キム・ギドク監督、最も危険な状態にある韓国に渾身のメッセージを込めた新作
第17回東京フィルメックスでキム・ギドク監督の『The NET 網に囚われた男』がオープニング作品として上映された。上映後のQ&Aに登壇したギドク監督は「憂鬱な映画を観せてしまい申し訳なく思っている」という言葉に続き、「しかしこれが現在の韓国の現実なのです」と言及し「この映画の漁師のように、疑いのある人物がいた場合、網にかかった魚のように残酷に南北双方から扱われてしまうというケースがあるのです」と語った。
本作は、ボートの事故で意に反して国境を越えてしまった北朝鮮の漁師が、南北双方の体制に翻弄される姿を描いている。
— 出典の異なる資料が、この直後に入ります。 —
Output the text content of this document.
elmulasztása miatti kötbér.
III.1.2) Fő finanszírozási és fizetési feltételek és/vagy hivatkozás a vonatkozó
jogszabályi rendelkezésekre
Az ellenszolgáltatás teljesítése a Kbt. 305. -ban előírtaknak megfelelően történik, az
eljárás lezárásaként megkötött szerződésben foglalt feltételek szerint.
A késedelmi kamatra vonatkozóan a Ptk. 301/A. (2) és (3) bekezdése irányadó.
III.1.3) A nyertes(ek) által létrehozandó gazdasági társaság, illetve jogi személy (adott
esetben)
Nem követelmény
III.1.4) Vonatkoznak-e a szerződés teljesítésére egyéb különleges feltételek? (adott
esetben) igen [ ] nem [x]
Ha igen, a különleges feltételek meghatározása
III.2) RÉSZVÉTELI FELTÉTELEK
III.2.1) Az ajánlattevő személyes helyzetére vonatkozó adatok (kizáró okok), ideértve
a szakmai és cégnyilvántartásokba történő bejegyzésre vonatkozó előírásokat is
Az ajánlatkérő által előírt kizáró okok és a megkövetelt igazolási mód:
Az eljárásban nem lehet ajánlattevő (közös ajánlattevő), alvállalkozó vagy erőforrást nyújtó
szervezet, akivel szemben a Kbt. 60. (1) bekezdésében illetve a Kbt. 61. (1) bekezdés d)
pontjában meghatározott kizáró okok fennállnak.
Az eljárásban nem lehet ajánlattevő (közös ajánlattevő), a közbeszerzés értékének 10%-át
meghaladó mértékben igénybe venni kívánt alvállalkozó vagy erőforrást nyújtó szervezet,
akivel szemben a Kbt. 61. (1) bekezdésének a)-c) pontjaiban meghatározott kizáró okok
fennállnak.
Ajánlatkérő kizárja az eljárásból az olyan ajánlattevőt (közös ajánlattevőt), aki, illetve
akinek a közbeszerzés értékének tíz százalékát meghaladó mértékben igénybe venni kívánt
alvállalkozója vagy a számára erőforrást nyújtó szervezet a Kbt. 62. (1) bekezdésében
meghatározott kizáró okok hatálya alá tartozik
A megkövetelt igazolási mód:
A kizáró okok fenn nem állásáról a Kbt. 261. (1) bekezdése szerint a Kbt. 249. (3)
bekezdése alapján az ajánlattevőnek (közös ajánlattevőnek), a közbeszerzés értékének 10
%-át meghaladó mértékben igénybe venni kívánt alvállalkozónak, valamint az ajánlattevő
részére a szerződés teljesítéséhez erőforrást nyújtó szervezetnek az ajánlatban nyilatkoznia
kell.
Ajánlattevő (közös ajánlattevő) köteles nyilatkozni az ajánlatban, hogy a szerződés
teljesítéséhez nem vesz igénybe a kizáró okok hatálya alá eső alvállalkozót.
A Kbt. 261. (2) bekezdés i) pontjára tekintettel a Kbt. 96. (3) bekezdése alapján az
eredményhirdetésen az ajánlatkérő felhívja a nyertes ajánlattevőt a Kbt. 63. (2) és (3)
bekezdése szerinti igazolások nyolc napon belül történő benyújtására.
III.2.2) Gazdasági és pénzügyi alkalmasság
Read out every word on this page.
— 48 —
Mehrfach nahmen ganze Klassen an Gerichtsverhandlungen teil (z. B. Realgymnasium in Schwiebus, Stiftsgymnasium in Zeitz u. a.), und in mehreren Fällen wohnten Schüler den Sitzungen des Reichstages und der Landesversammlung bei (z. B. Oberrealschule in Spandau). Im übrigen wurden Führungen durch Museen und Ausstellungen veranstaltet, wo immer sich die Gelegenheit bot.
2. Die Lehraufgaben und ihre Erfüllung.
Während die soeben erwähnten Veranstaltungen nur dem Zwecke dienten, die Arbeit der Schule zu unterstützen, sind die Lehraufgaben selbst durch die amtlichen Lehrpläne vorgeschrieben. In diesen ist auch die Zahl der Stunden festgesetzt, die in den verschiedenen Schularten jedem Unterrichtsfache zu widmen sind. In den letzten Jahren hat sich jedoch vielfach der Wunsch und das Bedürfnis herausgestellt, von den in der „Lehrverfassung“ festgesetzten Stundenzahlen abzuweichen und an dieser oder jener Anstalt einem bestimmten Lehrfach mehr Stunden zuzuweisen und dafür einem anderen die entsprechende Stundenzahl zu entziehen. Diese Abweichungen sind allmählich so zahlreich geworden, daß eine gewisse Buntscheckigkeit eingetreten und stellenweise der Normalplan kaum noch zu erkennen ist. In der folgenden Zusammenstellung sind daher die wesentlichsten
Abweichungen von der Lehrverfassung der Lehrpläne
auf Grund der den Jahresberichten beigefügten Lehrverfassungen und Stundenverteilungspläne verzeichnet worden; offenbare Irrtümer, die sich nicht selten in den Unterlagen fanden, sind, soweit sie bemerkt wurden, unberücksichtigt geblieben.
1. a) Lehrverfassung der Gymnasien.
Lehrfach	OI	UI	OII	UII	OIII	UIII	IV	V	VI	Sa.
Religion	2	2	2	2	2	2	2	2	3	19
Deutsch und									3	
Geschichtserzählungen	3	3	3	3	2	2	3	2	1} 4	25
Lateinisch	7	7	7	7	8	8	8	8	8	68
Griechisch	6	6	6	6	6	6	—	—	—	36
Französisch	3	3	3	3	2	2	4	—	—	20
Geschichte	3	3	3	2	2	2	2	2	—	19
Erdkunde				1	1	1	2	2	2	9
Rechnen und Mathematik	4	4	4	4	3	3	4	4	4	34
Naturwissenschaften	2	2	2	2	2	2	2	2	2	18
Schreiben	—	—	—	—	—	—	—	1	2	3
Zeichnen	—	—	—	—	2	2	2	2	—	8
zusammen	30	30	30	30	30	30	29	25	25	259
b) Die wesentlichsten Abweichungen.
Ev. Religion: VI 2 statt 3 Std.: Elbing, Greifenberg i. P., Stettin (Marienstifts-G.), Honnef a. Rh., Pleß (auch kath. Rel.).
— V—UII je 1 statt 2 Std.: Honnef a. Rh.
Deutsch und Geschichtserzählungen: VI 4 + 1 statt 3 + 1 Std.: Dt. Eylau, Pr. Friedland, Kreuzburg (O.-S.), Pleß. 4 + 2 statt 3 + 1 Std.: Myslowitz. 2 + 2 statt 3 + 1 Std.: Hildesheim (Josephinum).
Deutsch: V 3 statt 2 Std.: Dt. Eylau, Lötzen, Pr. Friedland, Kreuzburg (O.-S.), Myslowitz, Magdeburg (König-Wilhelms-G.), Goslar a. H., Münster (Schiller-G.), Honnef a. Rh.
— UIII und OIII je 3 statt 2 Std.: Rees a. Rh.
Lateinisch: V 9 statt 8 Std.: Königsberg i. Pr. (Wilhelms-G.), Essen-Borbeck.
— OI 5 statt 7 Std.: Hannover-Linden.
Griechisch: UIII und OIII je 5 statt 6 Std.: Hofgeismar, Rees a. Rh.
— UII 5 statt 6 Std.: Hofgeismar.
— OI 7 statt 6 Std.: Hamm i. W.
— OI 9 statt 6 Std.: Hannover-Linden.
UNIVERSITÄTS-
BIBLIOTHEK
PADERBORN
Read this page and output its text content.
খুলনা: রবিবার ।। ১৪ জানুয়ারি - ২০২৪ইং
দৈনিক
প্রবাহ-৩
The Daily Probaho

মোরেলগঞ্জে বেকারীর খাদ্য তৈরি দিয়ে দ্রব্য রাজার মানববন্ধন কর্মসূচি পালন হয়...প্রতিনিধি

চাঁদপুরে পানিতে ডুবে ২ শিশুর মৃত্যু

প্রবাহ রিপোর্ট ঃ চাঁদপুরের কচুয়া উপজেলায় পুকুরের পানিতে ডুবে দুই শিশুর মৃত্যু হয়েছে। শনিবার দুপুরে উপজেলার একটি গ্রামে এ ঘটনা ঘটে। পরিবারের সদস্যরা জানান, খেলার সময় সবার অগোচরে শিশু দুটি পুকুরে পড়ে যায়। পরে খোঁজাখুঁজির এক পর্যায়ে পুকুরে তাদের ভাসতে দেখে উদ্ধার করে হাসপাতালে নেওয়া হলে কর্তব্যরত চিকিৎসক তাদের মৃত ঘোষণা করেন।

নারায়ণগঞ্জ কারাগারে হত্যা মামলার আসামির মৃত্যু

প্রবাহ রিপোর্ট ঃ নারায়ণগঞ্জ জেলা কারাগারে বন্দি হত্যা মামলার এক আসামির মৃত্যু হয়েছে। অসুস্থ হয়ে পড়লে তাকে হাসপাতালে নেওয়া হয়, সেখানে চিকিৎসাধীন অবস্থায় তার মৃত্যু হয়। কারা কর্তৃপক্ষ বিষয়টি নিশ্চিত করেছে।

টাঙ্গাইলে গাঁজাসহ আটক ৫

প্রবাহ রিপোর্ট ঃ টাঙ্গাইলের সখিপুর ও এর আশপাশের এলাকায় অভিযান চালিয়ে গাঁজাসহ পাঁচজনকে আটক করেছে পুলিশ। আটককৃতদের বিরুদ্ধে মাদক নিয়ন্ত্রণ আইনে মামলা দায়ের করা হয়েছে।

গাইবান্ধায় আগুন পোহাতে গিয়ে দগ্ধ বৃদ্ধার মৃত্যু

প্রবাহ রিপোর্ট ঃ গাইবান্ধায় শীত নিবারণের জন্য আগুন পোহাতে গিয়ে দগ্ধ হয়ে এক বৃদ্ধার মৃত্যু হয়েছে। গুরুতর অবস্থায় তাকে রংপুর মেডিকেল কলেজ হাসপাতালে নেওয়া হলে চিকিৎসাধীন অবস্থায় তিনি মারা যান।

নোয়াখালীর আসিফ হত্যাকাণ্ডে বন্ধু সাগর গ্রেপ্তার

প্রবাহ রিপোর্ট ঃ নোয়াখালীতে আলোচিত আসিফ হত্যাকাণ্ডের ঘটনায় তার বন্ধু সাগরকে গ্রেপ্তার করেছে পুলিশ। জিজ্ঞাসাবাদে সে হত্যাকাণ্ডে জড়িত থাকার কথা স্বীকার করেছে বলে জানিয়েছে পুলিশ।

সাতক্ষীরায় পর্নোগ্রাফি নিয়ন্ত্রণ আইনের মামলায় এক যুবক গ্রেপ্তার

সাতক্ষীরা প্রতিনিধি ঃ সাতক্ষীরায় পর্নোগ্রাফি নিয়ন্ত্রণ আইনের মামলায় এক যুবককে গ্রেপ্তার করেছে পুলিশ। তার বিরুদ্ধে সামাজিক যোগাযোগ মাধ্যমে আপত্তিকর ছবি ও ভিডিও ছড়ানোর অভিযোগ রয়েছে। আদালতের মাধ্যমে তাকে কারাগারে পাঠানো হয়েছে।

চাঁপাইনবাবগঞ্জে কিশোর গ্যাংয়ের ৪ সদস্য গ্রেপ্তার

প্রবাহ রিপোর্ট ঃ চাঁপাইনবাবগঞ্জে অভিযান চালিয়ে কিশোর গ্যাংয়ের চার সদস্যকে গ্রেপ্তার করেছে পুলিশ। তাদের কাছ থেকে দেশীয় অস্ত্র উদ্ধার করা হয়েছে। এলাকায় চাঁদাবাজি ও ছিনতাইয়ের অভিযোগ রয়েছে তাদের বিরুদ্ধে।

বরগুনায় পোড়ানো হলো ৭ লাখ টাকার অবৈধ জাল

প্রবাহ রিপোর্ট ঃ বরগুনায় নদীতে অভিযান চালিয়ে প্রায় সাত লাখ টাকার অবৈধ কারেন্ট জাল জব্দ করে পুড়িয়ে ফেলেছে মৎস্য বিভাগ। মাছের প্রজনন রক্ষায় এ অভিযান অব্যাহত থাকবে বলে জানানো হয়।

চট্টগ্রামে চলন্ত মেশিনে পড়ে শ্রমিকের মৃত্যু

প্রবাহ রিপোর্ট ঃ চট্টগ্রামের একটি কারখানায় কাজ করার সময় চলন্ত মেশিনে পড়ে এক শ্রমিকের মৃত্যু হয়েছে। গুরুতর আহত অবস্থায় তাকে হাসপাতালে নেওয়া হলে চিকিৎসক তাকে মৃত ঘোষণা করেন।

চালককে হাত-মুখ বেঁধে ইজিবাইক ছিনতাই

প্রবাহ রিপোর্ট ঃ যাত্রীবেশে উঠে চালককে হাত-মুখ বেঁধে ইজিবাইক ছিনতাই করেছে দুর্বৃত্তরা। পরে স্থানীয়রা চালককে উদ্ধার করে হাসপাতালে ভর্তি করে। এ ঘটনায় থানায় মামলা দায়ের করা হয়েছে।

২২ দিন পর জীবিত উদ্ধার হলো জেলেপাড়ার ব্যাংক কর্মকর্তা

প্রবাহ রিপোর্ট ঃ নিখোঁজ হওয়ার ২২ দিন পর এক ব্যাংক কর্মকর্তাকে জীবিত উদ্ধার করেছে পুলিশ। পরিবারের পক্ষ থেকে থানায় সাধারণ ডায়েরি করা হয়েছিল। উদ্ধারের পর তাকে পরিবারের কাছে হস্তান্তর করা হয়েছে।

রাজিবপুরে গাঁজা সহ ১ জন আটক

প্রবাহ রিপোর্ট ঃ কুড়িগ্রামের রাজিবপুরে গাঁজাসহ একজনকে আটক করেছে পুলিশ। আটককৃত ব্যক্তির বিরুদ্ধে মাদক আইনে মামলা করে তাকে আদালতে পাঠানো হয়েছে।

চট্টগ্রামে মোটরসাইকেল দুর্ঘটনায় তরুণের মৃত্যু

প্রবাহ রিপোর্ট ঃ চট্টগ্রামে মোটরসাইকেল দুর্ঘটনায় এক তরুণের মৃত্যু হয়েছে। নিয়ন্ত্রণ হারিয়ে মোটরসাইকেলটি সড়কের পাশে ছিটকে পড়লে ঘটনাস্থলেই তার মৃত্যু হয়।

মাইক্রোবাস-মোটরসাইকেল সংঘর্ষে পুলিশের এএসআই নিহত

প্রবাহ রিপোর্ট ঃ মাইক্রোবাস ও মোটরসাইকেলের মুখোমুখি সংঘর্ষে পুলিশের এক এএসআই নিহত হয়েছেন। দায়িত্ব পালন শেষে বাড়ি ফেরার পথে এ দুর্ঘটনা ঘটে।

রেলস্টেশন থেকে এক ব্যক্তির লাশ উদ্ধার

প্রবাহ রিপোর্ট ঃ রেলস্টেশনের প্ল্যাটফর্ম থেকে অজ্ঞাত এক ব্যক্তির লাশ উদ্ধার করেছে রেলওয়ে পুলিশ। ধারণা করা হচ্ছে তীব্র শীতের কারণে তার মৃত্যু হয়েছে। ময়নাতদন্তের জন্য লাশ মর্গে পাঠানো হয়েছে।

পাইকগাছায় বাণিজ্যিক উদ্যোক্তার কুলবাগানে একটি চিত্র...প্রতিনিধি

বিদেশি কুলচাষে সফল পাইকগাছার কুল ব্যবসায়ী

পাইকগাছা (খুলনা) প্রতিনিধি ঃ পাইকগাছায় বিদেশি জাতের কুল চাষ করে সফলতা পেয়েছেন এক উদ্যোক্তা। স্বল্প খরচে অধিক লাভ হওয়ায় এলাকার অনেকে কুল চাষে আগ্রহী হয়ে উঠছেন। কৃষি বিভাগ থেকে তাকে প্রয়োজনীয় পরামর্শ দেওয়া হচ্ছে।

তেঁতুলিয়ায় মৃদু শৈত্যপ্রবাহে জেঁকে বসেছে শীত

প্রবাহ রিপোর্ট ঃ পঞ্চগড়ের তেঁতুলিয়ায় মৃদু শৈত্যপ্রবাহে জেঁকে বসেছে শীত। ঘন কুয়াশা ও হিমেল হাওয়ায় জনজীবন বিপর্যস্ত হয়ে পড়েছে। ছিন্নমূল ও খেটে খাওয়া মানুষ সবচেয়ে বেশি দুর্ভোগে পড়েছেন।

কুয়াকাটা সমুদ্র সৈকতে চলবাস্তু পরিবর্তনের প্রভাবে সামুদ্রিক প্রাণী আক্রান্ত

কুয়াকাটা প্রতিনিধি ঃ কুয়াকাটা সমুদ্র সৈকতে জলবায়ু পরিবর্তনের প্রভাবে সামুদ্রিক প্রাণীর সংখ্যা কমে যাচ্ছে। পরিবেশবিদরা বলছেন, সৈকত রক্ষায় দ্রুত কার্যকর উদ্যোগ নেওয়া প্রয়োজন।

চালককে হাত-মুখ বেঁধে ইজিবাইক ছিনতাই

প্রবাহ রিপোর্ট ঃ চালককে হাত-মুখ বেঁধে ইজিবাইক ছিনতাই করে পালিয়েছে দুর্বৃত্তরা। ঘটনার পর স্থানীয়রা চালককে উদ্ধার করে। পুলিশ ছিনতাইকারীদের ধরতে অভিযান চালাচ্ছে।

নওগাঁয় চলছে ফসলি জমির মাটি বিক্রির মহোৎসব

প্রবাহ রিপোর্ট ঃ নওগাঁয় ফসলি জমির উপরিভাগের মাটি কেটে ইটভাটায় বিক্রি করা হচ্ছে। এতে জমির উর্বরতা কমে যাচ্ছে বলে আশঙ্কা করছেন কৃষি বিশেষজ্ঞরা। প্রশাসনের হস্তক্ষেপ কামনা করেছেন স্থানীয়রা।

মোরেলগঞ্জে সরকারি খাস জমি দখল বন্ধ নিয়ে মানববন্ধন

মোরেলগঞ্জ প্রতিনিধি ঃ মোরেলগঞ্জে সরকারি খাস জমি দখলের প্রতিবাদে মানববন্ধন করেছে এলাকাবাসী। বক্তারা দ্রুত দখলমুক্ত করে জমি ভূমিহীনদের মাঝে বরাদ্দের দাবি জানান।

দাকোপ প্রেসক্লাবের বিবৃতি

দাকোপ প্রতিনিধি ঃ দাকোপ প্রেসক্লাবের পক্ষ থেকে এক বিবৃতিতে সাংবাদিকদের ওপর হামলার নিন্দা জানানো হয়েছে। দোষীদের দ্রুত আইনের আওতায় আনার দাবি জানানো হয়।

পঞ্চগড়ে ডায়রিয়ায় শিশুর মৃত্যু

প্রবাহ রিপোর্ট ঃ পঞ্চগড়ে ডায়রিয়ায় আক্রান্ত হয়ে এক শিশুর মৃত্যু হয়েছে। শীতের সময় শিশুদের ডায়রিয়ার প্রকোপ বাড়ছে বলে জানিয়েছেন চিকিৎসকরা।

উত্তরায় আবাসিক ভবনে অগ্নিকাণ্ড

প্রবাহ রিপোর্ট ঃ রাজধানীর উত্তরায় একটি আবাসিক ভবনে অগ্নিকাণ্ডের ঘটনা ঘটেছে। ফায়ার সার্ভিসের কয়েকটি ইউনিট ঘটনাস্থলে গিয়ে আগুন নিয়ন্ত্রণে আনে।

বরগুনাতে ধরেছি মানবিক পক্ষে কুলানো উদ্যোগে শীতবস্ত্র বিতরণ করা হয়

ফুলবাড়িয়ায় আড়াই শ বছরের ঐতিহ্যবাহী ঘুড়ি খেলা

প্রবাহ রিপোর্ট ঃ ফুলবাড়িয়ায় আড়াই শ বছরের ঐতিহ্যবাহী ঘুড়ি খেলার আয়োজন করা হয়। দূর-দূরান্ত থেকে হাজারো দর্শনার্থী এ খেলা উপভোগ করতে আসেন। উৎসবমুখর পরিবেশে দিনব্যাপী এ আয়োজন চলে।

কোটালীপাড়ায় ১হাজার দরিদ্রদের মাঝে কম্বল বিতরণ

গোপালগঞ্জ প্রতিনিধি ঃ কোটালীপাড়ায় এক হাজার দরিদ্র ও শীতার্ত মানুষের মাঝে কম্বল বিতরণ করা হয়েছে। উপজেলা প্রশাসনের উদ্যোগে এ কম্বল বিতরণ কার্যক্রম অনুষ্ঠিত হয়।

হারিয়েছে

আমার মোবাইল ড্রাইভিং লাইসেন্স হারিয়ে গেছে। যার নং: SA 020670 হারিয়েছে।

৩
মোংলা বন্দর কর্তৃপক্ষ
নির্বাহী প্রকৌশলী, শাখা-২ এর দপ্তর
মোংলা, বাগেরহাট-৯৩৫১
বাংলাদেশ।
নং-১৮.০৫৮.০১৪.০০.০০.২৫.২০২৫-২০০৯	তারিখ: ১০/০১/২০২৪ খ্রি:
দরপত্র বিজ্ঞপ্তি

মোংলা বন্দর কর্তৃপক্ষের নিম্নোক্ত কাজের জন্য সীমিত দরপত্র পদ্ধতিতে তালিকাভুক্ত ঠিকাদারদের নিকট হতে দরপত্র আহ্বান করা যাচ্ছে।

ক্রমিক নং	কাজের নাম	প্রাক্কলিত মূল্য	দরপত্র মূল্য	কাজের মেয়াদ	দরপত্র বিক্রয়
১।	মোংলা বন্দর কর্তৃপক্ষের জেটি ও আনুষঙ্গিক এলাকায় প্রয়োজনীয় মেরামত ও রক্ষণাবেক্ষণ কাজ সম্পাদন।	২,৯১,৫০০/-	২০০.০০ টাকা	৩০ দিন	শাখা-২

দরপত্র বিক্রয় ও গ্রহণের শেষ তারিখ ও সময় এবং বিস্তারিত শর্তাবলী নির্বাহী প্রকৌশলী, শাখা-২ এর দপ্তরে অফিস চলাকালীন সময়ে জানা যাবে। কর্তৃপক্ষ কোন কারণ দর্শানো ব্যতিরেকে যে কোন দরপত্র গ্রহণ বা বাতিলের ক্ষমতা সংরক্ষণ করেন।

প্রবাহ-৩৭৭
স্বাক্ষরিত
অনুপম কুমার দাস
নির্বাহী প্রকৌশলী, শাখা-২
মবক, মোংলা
本作を監督した理由について「今、韓国はどの時代よりも緊張関係が高まって危険な状態にあると感じ監督した」と答え、南北分断をテーマした『プンサンケ』や『レッド・ファミリー』は製作と脚本のみだったが、今回は本格的にシリアスにアプローチしたかったと明かした。
さらに映画を作る目的は「人類の安全を伝えたいから」と述べ、「残忍なシーンや悲しいシーンを通して、人間はより安全に生活できるようになるべきだというメッセージを伝えたい」と続け、本作では朝鮮半島やアジアの安全を伝えたい思いがあったと語った。
音楽については「まずは編集した映像を見て、音楽がなくても映画の持つ真実が伝わることが大切だ」とし、音楽がつくことで観客により真実が伝わるのはよいことだと答えた。
また、漁師を演じたリュ・スンボムの出演経緯については「今は俳優をやっておらずヨーロッパに住んでいる彼が、イ・チャンドン監督と私の作品なら出演してもいいと言っていると人から聞き出演をお願いした」とのこと。すばらしい演技は映画を観ての通りだが、ただひとつ残念だったこととして「北朝鮮に戻るシーンで実際の事例通り全裸になる設定をしていたが、彼の身体にタトゥーがあったため実現できなかった」と撮影秘話を語った。(取材・文:芳井塔子)
第17回東京フィルメックスは11月27日まで開催。映画『The NET 網に囚われた男』は2017年1月7日より新宿シネマカリテほか公開。